Over the weekend, the Federal government announced another funding round of AU$350 million that will flow through its Innovation Investment Fund (IIF) and trickle through venture capitalists to startups. While any funding is welcomed by startups, some feel that the government is throwing buckets of money at the wrong problem.
Speaking to ZDNet, Roamz Founder and CEO Jonathan Barouch said that it was positive that startups were becoming an important focus of the government, but said that the funding was "too little, too late".
"The reality is, in the US, $700 million is one single, late-stage round for a technology company," he said.
"I think they'd be far better off working out other ways of unlocking venture capital, of getting wealthy individuals into Australia, and to help mentor the next wave of entrepreneurs."
Barouch argues that the Federal government shouldn't be trying to fund winners, even if it is via VCs that have more experience picking good bets, but to concentrate on encouraging private investors to help out startups earlier.
"What you really need to do is allow investors to have favourable treatment if they're taking risks and betting on Australian companies that are going to grow in the future," Barouch said.
"One way you might do it is ... if an angel invests in a startup on day one, write off the full amount of the investment. You put $100,000 in, and you get the equivalent of a $100,000 tax reduction."

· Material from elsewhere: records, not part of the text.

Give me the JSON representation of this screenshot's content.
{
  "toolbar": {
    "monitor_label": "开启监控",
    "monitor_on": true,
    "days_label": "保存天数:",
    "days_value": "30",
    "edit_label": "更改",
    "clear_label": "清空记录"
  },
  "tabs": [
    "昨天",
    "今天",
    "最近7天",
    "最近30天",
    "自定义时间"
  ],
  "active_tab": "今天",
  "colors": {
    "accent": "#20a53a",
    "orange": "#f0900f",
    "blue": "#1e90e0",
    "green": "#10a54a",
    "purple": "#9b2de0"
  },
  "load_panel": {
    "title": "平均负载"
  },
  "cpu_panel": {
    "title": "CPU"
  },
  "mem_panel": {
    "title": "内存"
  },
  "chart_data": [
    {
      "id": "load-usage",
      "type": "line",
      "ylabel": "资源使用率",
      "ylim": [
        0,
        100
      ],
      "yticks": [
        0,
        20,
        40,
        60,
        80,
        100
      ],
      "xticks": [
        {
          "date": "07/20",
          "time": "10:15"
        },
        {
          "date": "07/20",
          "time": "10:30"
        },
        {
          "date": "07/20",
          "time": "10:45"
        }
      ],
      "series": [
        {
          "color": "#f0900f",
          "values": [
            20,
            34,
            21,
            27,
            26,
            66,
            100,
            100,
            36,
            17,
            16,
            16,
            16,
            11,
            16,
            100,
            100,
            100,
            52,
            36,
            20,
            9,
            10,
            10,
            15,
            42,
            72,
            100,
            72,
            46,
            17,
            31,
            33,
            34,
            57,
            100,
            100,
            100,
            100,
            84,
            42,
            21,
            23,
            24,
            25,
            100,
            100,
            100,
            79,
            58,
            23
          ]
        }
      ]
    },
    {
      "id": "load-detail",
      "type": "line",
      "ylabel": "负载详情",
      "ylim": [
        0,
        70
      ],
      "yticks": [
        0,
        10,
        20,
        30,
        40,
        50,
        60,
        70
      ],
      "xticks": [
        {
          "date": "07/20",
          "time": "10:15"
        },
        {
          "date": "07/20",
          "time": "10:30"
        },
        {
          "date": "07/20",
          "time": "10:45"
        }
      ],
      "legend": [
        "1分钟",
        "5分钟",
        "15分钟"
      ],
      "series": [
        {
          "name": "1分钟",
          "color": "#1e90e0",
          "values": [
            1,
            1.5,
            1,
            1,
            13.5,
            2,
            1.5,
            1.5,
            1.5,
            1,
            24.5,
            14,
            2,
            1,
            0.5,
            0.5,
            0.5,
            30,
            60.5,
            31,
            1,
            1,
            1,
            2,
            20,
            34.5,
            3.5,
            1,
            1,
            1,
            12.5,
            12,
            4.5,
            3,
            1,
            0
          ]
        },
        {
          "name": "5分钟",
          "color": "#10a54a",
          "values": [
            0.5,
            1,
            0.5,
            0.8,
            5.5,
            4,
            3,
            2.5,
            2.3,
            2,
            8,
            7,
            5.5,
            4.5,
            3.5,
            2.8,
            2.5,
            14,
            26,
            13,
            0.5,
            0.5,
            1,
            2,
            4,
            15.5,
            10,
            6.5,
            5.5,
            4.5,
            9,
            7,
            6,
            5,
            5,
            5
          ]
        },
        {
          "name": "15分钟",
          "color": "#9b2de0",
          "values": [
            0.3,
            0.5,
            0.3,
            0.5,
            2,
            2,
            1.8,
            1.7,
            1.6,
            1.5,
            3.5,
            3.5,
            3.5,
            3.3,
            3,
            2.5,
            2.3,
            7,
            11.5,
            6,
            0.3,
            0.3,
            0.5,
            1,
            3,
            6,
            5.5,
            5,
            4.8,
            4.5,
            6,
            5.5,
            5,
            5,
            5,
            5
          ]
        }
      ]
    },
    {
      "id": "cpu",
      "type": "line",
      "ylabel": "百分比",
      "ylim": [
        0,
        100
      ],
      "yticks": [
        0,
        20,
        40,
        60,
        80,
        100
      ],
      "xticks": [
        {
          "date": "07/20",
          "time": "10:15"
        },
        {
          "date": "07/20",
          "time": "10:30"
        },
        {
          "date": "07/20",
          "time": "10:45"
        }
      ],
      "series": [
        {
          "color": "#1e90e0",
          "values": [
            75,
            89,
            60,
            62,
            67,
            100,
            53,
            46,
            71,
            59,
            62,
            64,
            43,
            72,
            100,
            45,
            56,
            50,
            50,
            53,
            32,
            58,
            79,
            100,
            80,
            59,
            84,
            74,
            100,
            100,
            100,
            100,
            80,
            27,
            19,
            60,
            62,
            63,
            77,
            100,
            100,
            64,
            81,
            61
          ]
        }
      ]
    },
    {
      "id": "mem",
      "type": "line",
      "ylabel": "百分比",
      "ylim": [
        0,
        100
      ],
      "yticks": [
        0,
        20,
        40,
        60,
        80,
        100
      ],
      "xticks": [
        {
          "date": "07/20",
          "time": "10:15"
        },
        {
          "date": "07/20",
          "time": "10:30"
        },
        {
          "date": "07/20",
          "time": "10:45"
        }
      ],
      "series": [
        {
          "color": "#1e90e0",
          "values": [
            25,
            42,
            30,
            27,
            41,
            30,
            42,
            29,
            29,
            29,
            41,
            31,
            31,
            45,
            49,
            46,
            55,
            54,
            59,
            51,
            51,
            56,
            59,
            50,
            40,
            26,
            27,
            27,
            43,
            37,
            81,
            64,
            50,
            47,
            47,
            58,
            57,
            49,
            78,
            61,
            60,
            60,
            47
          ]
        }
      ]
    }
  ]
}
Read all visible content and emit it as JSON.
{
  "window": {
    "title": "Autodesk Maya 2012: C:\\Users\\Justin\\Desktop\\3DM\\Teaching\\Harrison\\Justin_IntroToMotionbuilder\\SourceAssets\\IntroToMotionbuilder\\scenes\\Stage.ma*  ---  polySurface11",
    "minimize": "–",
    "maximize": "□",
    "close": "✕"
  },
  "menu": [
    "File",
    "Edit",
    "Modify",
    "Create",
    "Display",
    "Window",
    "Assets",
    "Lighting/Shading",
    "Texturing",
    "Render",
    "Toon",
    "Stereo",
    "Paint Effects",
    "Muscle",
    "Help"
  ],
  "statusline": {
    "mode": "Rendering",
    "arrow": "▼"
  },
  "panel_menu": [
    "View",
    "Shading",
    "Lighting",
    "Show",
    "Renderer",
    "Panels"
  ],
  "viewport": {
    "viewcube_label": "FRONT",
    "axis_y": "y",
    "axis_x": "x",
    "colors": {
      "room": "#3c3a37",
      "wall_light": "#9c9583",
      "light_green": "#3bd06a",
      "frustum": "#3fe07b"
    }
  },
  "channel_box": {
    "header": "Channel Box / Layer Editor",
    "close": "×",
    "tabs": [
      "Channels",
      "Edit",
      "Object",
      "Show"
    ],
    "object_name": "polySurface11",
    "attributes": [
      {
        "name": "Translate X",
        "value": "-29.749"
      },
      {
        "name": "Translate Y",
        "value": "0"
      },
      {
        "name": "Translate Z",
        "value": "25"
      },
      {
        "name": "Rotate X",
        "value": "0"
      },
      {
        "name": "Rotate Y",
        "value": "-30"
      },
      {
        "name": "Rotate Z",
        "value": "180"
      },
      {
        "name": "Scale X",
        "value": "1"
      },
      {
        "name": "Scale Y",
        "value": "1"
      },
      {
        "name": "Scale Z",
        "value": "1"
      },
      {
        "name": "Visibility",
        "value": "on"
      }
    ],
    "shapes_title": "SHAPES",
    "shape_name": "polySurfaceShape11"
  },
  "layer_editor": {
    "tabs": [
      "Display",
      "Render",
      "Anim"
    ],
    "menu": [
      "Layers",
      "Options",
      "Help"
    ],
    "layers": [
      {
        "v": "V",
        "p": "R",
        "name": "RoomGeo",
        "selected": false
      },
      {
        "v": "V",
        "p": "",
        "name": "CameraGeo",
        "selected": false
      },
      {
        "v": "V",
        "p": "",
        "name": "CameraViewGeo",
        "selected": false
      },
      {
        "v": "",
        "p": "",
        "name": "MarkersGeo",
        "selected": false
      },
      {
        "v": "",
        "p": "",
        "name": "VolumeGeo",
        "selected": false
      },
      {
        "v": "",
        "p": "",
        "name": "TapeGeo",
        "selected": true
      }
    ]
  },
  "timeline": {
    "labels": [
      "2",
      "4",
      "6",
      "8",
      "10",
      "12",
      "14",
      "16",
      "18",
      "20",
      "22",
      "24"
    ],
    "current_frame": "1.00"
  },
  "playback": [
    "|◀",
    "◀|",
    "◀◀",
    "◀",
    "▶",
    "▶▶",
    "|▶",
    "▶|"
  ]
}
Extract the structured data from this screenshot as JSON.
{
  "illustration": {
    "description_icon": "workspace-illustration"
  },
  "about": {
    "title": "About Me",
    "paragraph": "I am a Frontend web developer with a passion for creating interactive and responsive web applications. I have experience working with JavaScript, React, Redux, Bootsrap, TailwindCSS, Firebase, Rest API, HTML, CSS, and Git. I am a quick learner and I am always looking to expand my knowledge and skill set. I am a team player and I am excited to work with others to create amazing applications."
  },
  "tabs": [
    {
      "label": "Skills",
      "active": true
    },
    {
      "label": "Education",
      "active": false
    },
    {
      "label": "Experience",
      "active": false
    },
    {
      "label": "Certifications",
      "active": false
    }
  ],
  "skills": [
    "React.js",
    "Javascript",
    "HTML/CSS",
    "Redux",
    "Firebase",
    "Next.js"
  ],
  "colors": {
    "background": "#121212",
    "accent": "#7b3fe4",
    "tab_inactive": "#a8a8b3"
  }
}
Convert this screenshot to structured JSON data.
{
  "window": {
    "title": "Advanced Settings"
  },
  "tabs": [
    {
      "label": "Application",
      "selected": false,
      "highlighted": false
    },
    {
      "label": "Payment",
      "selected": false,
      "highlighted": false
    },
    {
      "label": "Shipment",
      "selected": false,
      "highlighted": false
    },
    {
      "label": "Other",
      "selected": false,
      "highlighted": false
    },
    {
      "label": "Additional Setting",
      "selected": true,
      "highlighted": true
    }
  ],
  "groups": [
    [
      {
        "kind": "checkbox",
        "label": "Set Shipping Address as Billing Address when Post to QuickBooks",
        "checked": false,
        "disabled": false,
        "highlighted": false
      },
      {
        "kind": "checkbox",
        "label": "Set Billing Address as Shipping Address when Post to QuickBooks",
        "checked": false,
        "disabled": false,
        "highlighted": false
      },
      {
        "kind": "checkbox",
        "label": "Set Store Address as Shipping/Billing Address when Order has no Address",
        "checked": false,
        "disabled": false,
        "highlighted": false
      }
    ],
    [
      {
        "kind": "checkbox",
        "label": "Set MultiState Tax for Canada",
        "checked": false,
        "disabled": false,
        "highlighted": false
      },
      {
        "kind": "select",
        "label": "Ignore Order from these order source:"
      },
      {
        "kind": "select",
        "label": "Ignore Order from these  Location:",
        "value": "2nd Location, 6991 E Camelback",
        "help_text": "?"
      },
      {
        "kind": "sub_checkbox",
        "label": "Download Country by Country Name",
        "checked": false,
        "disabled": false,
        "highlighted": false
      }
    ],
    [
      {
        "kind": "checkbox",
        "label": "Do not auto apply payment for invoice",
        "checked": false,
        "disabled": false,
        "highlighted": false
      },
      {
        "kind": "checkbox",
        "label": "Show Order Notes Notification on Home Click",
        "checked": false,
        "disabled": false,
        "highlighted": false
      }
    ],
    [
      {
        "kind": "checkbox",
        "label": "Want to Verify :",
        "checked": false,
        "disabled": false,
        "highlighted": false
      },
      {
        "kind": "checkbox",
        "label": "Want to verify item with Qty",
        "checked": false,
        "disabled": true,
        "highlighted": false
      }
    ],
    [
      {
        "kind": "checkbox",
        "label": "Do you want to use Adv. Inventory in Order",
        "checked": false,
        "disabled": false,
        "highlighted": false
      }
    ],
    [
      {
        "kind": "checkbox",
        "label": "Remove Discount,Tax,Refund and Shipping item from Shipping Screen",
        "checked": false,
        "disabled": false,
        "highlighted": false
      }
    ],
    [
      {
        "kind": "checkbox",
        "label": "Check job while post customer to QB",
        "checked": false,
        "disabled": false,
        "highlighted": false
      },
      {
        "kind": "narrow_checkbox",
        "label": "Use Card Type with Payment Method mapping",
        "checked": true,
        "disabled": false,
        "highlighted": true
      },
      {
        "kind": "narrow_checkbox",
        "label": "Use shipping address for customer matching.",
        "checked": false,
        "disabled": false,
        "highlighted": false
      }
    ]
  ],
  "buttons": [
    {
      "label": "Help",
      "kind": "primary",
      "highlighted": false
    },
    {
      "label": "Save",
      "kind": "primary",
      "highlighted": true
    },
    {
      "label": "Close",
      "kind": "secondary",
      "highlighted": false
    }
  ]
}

There's too many companies in Australia that are failing simply because they ran out of money. That's not something you would see in the US.
Pollenizer, an online venture builder that helps grow startups in Australia and the South East Asia regions, has a similar line of thought. Its CEO, Phil Morle, told ZDNet that there's a gap in the startup lifecycle where entrepreneurs are left exposed in the lead up to when they are actually in a state to apply for venture capital.
"There is a gap, which is funding companies while they're discovering themselves and understanding what they are, and there's too many companies in Australia that are failing simply because they ran out of money. That's not something you would see in the US," Morle said.
He too wants to see private investors given greater tax breaks if the current funding situation changes; for example, due to a change in government after the next election.
"I'd definitely want to see private investors given some sort of tax concession for taking an interest in and financially, or otherwise, supporting early stage companies that need a yank up," he said.
"Our community has lit up a little bit this morning because there's been some references in the media to the fact that there's been some tax concessions for angel investors, but no one is quite clear on what that is."
Morle is referring to the Gillard government's Plan for Australian Jobs (PDF) announcement on the weekend, which promises new venture capital tax arrangements.
"Changes to venture capital tax concessions will provide incentives to private investment in startups, and help Australia to be a competitive destination for investment capital," the Minister for Innovation and Industry Greg Combet said in a statement.
The plan states that it will "improve tax treatment for private sector investors, and to facilitate increased investment in venture capital by domestic and foreign investors, managed investment trusts and 'angel' investors", much like the concessions that Morle and Barouch are arguing for.
But the new tax arrangements are actually enhancements to the existing Early Stage Venture Capital Limited Partnerships (ESVCLP) and Venture Capital Limited Partnerships (VCLP) programs, the new, full details of which are not yet fully available on the Department of Innovation's website.
What is known so far is that changes to the ESVCLP program will decrease the minimum investment capital required from $10 million to $5 million. In contrast, Pollenizer, which focuses on helping startups that fall in the "gap", raised $1.1 million from investors recently and has high hopes of being able to use just that funding to reinvest in its existing portfolio of startups, while generating new ones.
The known changes to the VCLP program are intended to make foreign investment more attractive, but still maintains the $10 million minimum.
At the ESVCLP stage, the risk has gone and you're basically asking for growth capital for something that is already proven.
Neither of the programs in their known state address the issue of bridging the gap, according to Morle.
"The gap is in how do you fund a business prior to the venture capital stage, where all of these initiatives start. The argument can be that at the ESVCLP stage, the risk has gone and you're basically asking for growth capital for something that is already proven."
Shadow Innovation Minister Sophie Mirabella has also expressed her frustration at the lack of clarity around the proposed tax breaks, and would have to wait until the proposals are formalised before assessing it.
"We will assess any detailed proposal and the bills presented to the Parliament, but at the moment, the funding basis for the Prime Minister's package is unclear and creating confusion. The Prime Minister needs to release and explain the financial modelling used for all the promises made in the package," she told ZDNet in a statement.
In the meantime, Barouch warned that if Australia doesn't pick up on the opportunity it has been handed, it could miss it altogether.
"We've got a huge opportunity. We're right next to countries where the internet is exploding, and smartphones are the first taste of the internet all across Asia. We'd be kind of silly to go from the mining boom to nothing when there's clearly a tech boom happening, and Australia's in a wonderful position to capitalise on it."